More a propos to our topic, let’s look at something we are all familiar with: human ancestries.
Let’s think about what are the things that sustain us in our existence right now in this very moment; and to make things easier, let’s limit ourselves to efficient causes: food, water, the heat of the sun, the earth’s gravitational field, our shelter which protects us from the elements, and so on. (With a bit more investigation, we discern that our soul sustains our bodies’ continued existence; and God maintains the soul in existence; and so forth.)
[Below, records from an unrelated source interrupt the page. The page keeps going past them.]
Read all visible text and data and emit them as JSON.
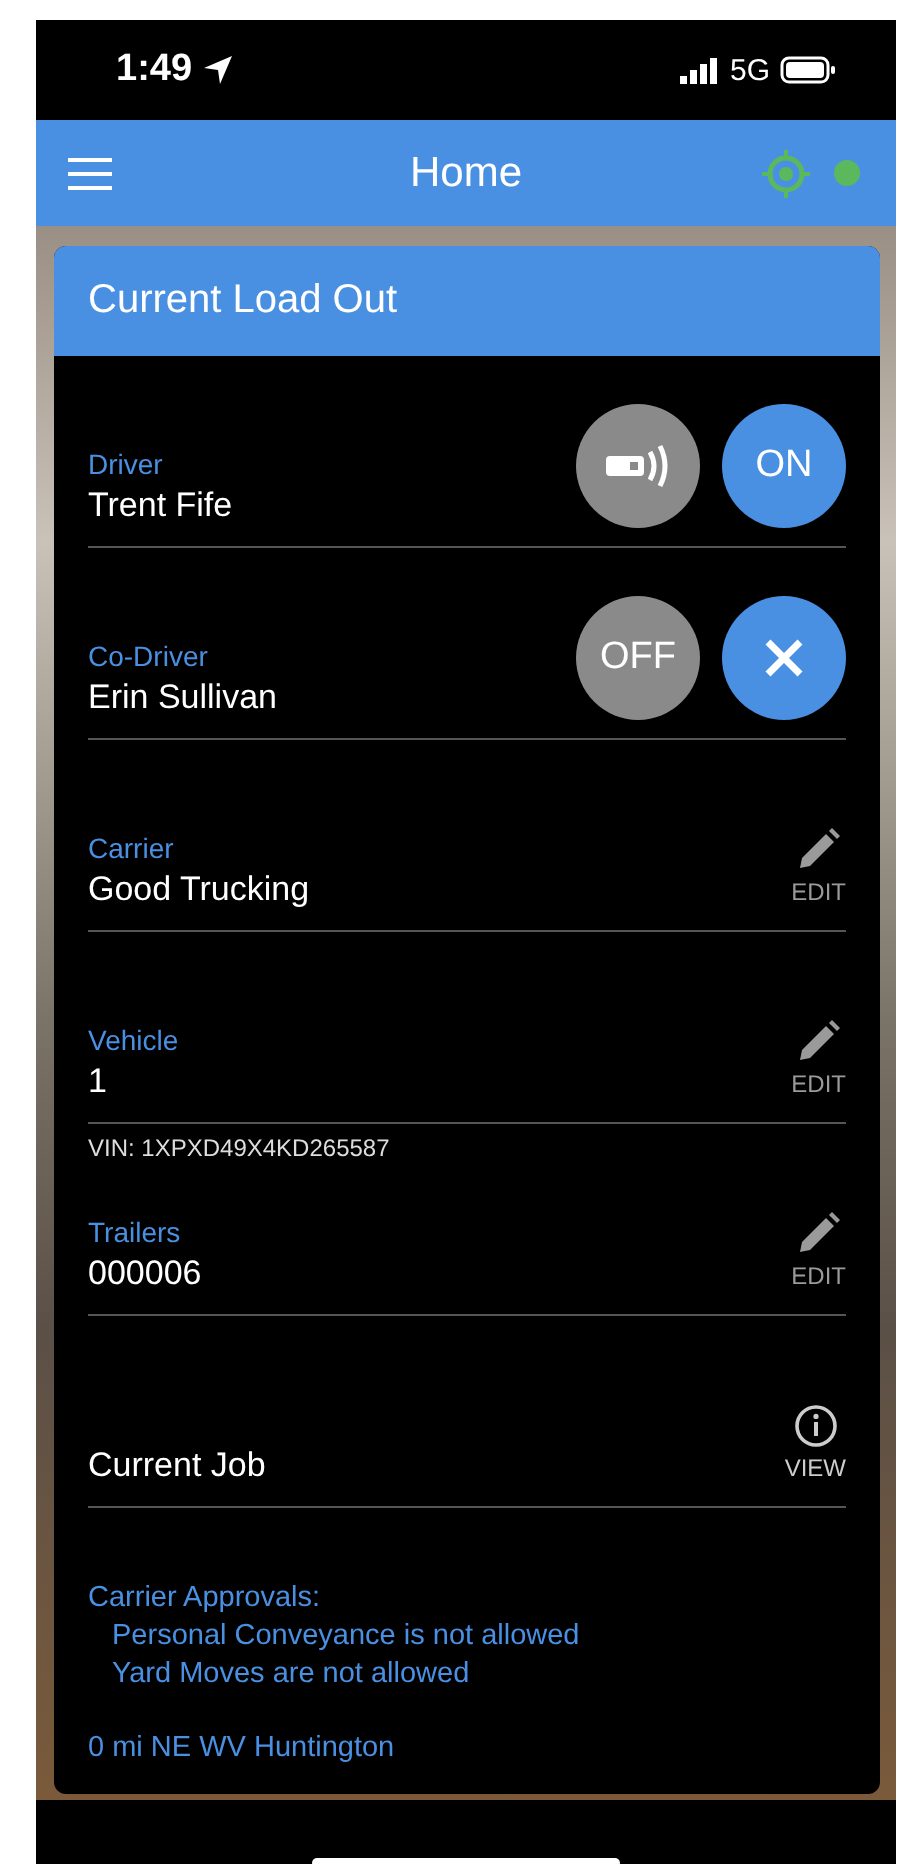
{
  "status_bar": {
    "time": "1:49",
    "network": "5G"
  },
  "header": {
    "title": "Home"
  },
  "card": {
    "title": "Current Load Out",
    "rows": [
      {
        "kind": "person",
        "label": "Driver",
        "value": "Trent Fife",
        "buttons": [
          {
            "kind": "icon",
            "color": "#8a8a8a"
          },
          {
            "kind": "text",
            "text": "ON",
            "color": "#4a90e2"
          }
        ]
      },
      {
        "kind": "person",
        "label": "Co-Driver",
        "value": "Erin Sullivan",
        "buttons": [
          {
            "kind": "text",
            "text": "OFF",
            "color": "#8a8a8a"
          },
          {
            "kind": "close",
            "color": "#4a90e2"
          }
        ]
      },
      {
        "kind": "edit",
        "label": "Carrier",
        "value": "Good Trucking",
        "action": "EDIT"
      },
      {
        "kind": "edit",
        "label": "Vehicle",
        "value": "1",
        "action": "EDIT",
        "note": "VIN: 1XPXD49X4KD265587"
      },
      {
        "kind": "edit",
        "label": "Trailers",
        "value": "000006",
        "action": "EDIT"
      },
      {
        "kind": "view",
        "value": "Current Job",
        "action": "VIEW"
      }
    ],
    "approvals": {
      "title": "Carrier Approvals:",
      "items": [
        "Personal Conveyance is not allowed",
        "Yard Moves are not allowed"
      ]
    },
    "location": "0 mi NE WV Huntington"
  }
}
There is an efficient cause that is notably absent from this list: our parents (or, generally speaking, our ancestors). Why not? Because, at the present moment, we do not depend on them (in the order of efficient causes, that is) for our existence. They exerted that type of causality once (especially at the moment of our conception, but also, in a different way, when we were growing in our mothers’ wombs, and also when our parents took care of us when we were children); but they do so no longer. For instance, when our parents go to be with the Lord, we will not at that moment cease to exist.
What this example illustrates is that causes that are remote in time cannot be essential causes; they are merely accidental causes. The effects of such causes are no longer dependent on them for their very existence (which is the definition of an essential cause).
Now, back to the infinite regress: what is not allowed is for there to be an infinite regress of essential causes. On the other hand (according to Aquinas anyway—and I think I agree with him), there is nothing preventing there from being an infinitely long chain of accidental causes, spread out indefinitely in time.